Guerrilla Gardening - Reclaiming & changing our landscapes

Update: Tuesday, November 4th

In a recent article published on the Guardian online, Guerrilla gardening has come under some scrutiny.

Guerrilla gardening has been in the media spotlight for a while now and has been viewed by many as a radical response to the decay of urban land.

As a concept accepted quickly by the nation’s newspapers and magazines, a topic such as this is always going to cause controversy. So much so that Botanical Surveyor and Artist, Martin Allen has spoken up about the issues associated with the latest craze.

Allen more or less asks the question, is Guerrilla gardening a sign of failure? Is it perhaps a sign that there is a breakdown in the functioning of the local community?

The popularity of this gardening craze raises questions about the urban environment and whether members of the community feel too isolated and ignored to speak to local councillors about their issues.

The act of Guerrilla gardening itself is argued as selfish and secretive as it adopts a non-community feeling. By the same token, there is no saying where this will end as people could be encouraged to interfere with other places in their local areas.
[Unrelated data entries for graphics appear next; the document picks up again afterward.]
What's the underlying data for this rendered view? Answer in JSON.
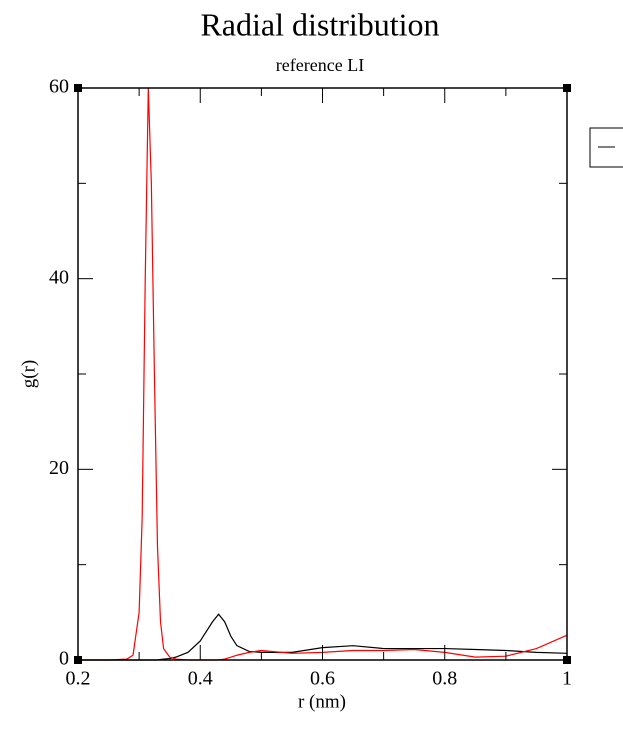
{
  "chart_data": {
    "type": "line",
    "title": "Radial distribution",
    "subtitle": "reference LI",
    "x_label": "r (nm)",
    "y_label": "g(r)",
    "x": [
      0.2,
      0.25,
      0.28,
      0.29,
      0.3,
      0.305,
      0.31,
      0.315,
      0.32,
      0.325,
      0.33,
      0.335,
      0.34,
      0.35,
      0.36,
      0.38,
      0.4,
      0.42,
      0.43,
      0.44,
      0.45,
      0.46,
      0.48,
      0.5,
      0.55,
      0.6,
      0.65,
      0.7,
      0.75,
      0.8,
      0.85,
      0.9,
      0.95,
      1
    ],
    "series": [
      {
        "color": "#000000",
        "values": [
          0,
          0,
          0,
          0,
          0,
          0,
          0,
          0,
          0,
          0,
          0,
          0.05,
          0.1,
          0.15,
          0.3,
          0.8,
          2,
          4,
          4.8,
          4,
          2.5,
          1.5,
          0.9,
          0.8,
          0.8,
          1.3,
          1.5,
          1.2,
          1.2,
          1.2,
          1.1,
          1,
          0.8,
          0.7
        ]
      },
      {
        "color": "#ff0000",
        "values": [
          0,
          0,
          0.1,
          0.5,
          5,
          15,
          40,
          60,
          50,
          30,
          12,
          4,
          1.2,
          0.3,
          0.1,
          0,
          0,
          0,
          0,
          0.1,
          0.3,
          0.5,
          0.8,
          1,
          0.7,
          0.8,
          1,
          1,
          1.1,
          0.8,
          0.3,
          0.4,
          1.2,
          2.6
        ]
      }
    ],
    "xlim": [
      0.2,
      1
    ],
    "xticks": [
      0.2,
      0.4,
      0.6,
      0.8,
      1
    ],
    "ylim": [
      0,
      60
    ],
    "yticks": [
      0,
      20,
      40,
      60
    ]
  }
}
The article gives favour to community horticulture but argues that Guerrilla gardening could be damaging long term. But what do you think? Could this be an overreaction to this popular craze or do you agree with the points raised? Let us know!


Guerrilla gardening is a craze that is sweeping the nation. It’s fast becoming a popular pastime that you may not have heard of but could well be happening right under your nose...

Have you ever noticed a small patch of dirt in a crack at the edge of the pavement suddenly spring fully grown flowers? Or maybe a crumbling brick wall has started to grow a selection of herbs from the holes in its profile? If you have, then these locations may have been subject to guerrilla gardening!

This green fingered activity typically involves the selection of a patch of land that seems to be uncared for by its owner. This land is then transformed by gardeners, often under the cover of darkness, who decorate the space with flowers and other plants.

While the covert and secretive practice of guerrilla gardening is sometimes (but not always) technically illegal, many are coming round to the idea that these spaces need to be looked after, if not by the owning local authority, then by the local community themselves.

The idea behind the projects is to give some life to unloved outside spaces, while bringing a smile to unassuming passers by. But it is important to note that some guerrilla gardeners have been reported to the authorities for alleged trespassing. So it’s not a hobby for the faint of heart!

The Secret History of Guerrilla Gardening

The term was first coined in the 1970’s, when the Green Guerrilla Group from New York took it upon themselves to transform a derelict plot of land into a beautiful garden. It left a longstanding legacy and is still cared for by local gardening volunteers to this day.

But the resent surge of guerrilla gardening has uncovered a secret history that dates even further back to 1649. Gerrard Winstanley, the religious reformer and political activist founded a group known as The Diggers, who took over privatised locations and planted bushes, hedges and crops. Winstanley’s actions were in retaliation and protest to public land being taken over by private organisations.

Then in 1801, famous missionary and gardener John ‘Appleseed’ Chapman instigated his own brand of guerrilla gardening by introducing apple trees to parts of the USA, including Pennsylvania, Ohio, Illinois, Indiana and West Virginia.

Undercover Gardeners of the World

The most popular resource in the UK is Richard Reynolds’ blog Richard began guerrilla gardening in London back in 2004 and launched this website to document his undercover adventures and offer advice to budding gardeners.

More recently The Pothole Gardener has ‘sprouted up’. Here founder Steve Wheen aims to change the way we think about those dreaded cracks in the road. Potholes across the country have been filled with everything from carnations to miniature chairs, daffodils and dolls.

In Australia, thriving vegetable gardens have been created on the wastelands between railway lines and other spaces. These unusual food sources have been of great benefit to locals when food prices and the cost of living has started to rise.

Fun Examples of Modern Guerrilla Gardening

The longer guerrilla gardening goes on the more adventurous the planting has become. Some have cropped up in skips, filled with soil and topped off with bedding plants. Broken drain pipes have been decorated with grasses and foliage and abandoned cars now have sunflowers emerging from the boot.

Whichever side of the fence you sit on this subject, you can’t deny the spaces have been transformed for the better.

So next time you are taking a stroll in your local area, maybe you could be on the look out for some potential new flower beds that are waiting to be transformed. But if you’re not that brave, why not begin in your own back garden and start spreading some seeds.


Andy P

This is such a great idea! Make a nice change to see flowers not just derelict land.